535. The acquisition of Sicily from the Goths. Belisarius entered Syracuse in triumph, a city which once embraced 22 miles.
1384. John Wickliffe died; professor of divinity in the university of Oxford, and father of the reformation of the English church from popery.
1460. Battle of Wakefield, in England; the duke of York and 3000 of his followers slain.
1563. Charles de Cosse died; a French general of great military talents, and employed also as a diplomatist.
1583. Thomas Erastus, a celebrated German physician and divine, died. He wrote several works on philosophy, physic and divinity; but is chiefly memorable for his work on excommunication, in which he denies the power of the church, and affirms its censures to be incapable of extending beyond the present life.

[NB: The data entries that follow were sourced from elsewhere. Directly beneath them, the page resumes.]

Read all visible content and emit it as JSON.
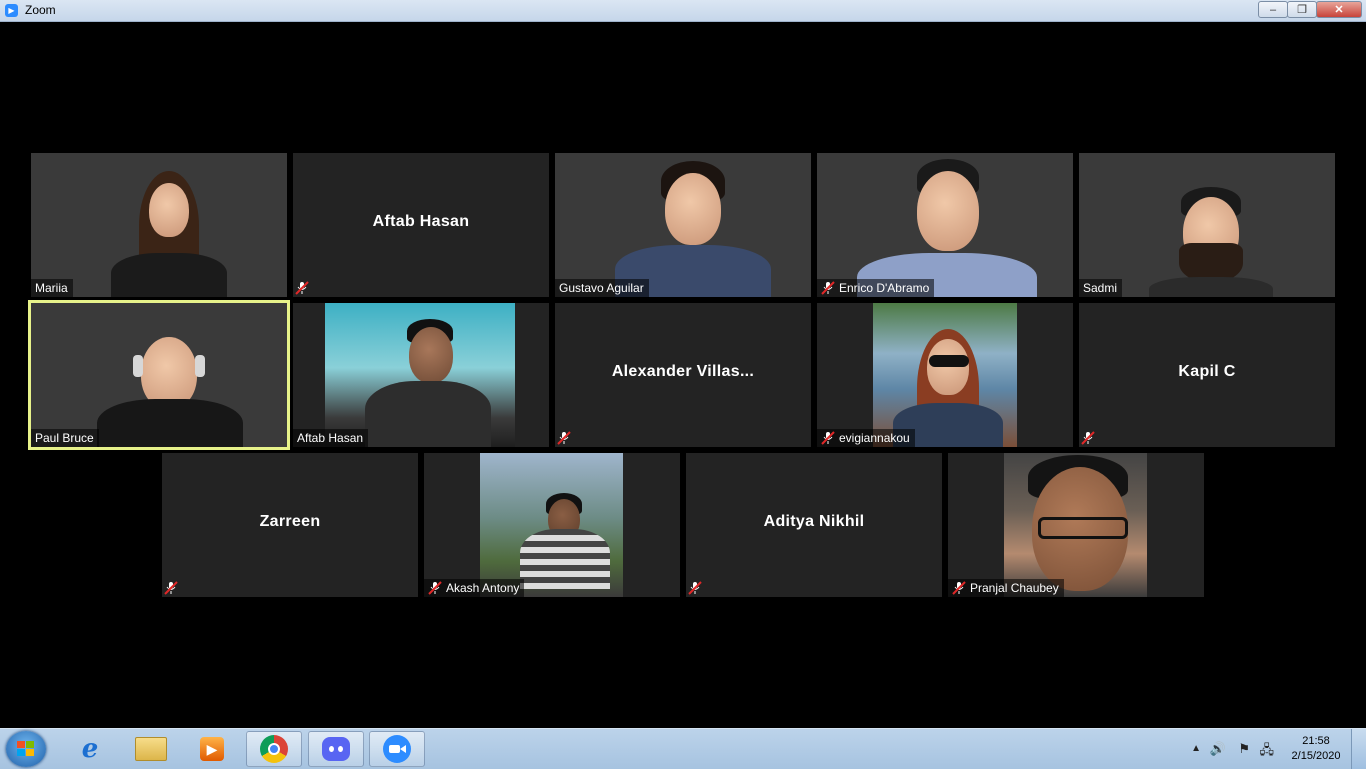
{
  "window": {
    "title": "Zoom",
    "controls": {
      "minimize": "–",
      "restore": "❐",
      "close": "✕"
    }
  },
  "participants": [
    {
      "name": "Mariia",
      "video": true,
      "muted": false
    },
    {
      "name": "Aftab Hasan",
      "video": false,
      "muted": true
    },
    {
      "name": "Gustavo Aguilar",
      "video": true,
      "muted": false
    },
    {
      "name": "Enrico D'Abramo",
      "video": true,
      "muted": true
    },
    {
      "name": "Sadmi",
      "video": true,
      "muted": false
    },
    {
      "name": "Paul Bruce",
      "video": true,
      "muted": false,
      "active_speaker": true
    },
    {
      "name": "Aftab Hasan",
      "video": true,
      "muted": false
    },
    {
      "name": "Alexander Villas...",
      "video": false,
      "muted": true
    },
    {
      "name": "evigiannakou",
      "video": true,
      "muted": true
    },
    {
      "name": "Kapil C",
      "video": false,
      "muted": true
    },
    {
      "name": "Zarreen",
      "video": false,
      "muted": true
    },
    {
      "name": "Akash Antony",
      "video": true,
      "muted": true
    },
    {
      "name": "Aditya Nikhil",
      "video": false,
      "muted": true
    },
    {
      "name": "Pranjal Chaubey",
      "video": true,
      "muted": true
    }
  ],
  "taskbar": {
    "pinned_apps": [
      {
        "name": "internet-explorer",
        "icon": "e"
      },
      {
        "name": "file-explorer",
        "icon": "folder"
      },
      {
        "name": "media-player",
        "icon": "play"
      },
      {
        "name": "chrome",
        "icon": "chrome"
      },
      {
        "name": "discord",
        "icon": "discord"
      },
      {
        "name": "zoom",
        "icon": "camera"
      }
    ],
    "clock": {
      "time": "21:58",
      "date": "2/15/2020"
    },
    "tray_icons": [
      "chevron-up-icon",
      "volume-icon",
      "flag-icon",
      "network-icon"
    ],
    "colors": {
      "zoom_blue": "#2d8cff",
      "active_speaker": "#e7f28a"
    }
  }
}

1600. The East India company established by a charter from Elizabeth, granted to the earl of Cumberland and 215 knights, aldermen and merchants. The original capital was £22,000, divided into shares of £50.
1616. James Le Maire died at sea in returning with the Dutch navigator, Schouten. In this voyage, the straits that bear his name were discovered, between Staaten Land and Terra del Fuego.
1620. Era of the first settlement of New England. It being sabbath, they kept the day for the first time in their new house, and in grateful remembrance of the friends they found in the last town they left in their native country, they called it Plymouth.
1674. Battle of Mulhausen, in Alsace, in which the French marshal Turenne defeated the Austrians.
1679. John Adolphus Borelli, a distinguished philosopher and mathematician, of Naples, died; author of thirteen treatises in Italian and Latin.